窃贼的浪漫史
我真不该停下汽车,可是她站在那里忧郁无助的样子,叫人看了于心不忍。
我减低车速,驶离狭窄的道路,停在一处覆盖着残雪的杂草地上。
我向那位淡黄色头发的女子走去,雪在我脚下发出咯吱咯吱的声音。
我向她微笑,问她说:“小姐,看来你遇到了麻烦,我能效劳吗?”
她指指她汽车左前胎说:“我的轮胎瘪了。”她戴着一枚结婚戒指,一颗很美很亮的钻石嵌在白金箍里。
我从戒指看到轮胎,说:“有没有备用胎?”
“我想有的。”她说,“以前从没发生过这种事,我不知道怎么换,你能帮我吗?”
“当然。”
“那太好了。”美丽的女子说。
这不是个换轮胎的理想地方,这条路像这一带大部分路一样,太窄了。
我回头望了眼我自己的车,从后面窗户什么也看不见。我之所以走这条路,是因为这里没人,很安全。
我喜欢偷窃。当一幢房子没人在家时——即使房子有防盗设备——都可以进去。真正的要领是手脚利落地离开,不留痕迹,或者留下假痕迹。
那天下午我在偷过的两幢房子里,都丢下了大麻烟烟蒂。该地区不同报刊报道盗窃案时,都提到警方已经把我以前做的一半案子归罪于一群吸毒的不良少年。

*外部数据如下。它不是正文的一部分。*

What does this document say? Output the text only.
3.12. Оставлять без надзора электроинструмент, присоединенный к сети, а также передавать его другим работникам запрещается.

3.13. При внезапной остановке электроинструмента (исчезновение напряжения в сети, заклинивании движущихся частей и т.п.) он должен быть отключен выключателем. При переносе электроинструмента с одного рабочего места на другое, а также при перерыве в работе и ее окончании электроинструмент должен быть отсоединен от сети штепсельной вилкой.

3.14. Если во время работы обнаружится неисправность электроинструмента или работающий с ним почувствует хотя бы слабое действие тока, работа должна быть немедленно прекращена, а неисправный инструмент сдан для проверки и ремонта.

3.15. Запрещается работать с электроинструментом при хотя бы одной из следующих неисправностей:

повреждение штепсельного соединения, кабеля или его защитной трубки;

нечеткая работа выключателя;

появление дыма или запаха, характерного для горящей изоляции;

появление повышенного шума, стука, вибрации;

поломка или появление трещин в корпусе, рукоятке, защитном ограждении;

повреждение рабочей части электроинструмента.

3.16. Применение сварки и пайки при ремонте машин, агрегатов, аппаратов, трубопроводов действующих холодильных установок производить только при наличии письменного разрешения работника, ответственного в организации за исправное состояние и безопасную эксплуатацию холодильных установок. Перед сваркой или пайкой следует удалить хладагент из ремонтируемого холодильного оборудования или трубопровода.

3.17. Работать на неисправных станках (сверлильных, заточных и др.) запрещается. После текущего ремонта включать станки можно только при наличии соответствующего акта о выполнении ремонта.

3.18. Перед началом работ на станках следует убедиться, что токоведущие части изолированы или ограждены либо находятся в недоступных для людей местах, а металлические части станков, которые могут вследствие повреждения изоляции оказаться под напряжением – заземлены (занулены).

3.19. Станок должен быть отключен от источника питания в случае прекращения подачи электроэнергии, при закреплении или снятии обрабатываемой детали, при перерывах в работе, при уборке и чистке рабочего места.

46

我从车里拿出工具,为那位小姐换轮胎。我这样做的唯一理由是她长得漂亮。
干完活儿,我对她咧嘴笑笑说:“全修好了。”
她掏出一张小薄纸,擦去我脸上的油污,说道:“太谢谢你了。我叫黛安·哈利——哈利是我的夫姓。我可以邀请你喝一杯吗?”
我吞回我的名字:“哦,为什么不让我来邀请你呢?”我希望她会拒绝,因为我不想带着赃物停留在七号公路旁的餐厅里。
黛安皱了皱眉,问道:“你住什么样的房子?有没有太太、孩子碍手碍脚?”
“我是离了婚的。”虽然如此,我仍有些犹豫。
“那么,我们到你那里去喝酒。”她提议道,“我不喜欢在公共场所被人看见和一个男人在一起。”
我本可以到此为止,拒绝她,开车上路。但不可能,因为她真是秀色可餐。我清清喉咙,告诉她:“我住在距离这里十里路的地方,一幢石屋。你能跑那么远吗?”
她点点头说:“两小时内不会有人找我,我是出来兜风的。”她向她的汽车走去,“请先走,我跟在后头。”
我就是那样遇见她的。
通常,黛安在烹调之前,喜欢在我的小屋里转,独自哼着歌收拾屋子。
她的婚姻并不美满,丈夫名叫吉姆,在一家电灯工艺公司服务。他比黛安大九岁,是个严肃、正直的人。他们没有孩子。
黛安是个非常开朗活泼的女子,上大学的时候,被校方认为是具有很大潜力的人。可是时至今日,除了吉姆和一幢价值三万五千元的房子,她一无所有。
每星期大约有三天下午,她会开车出来和我消磨一段时间,我从没有去过她家,她说在威士顿,我也从没见过吉姆。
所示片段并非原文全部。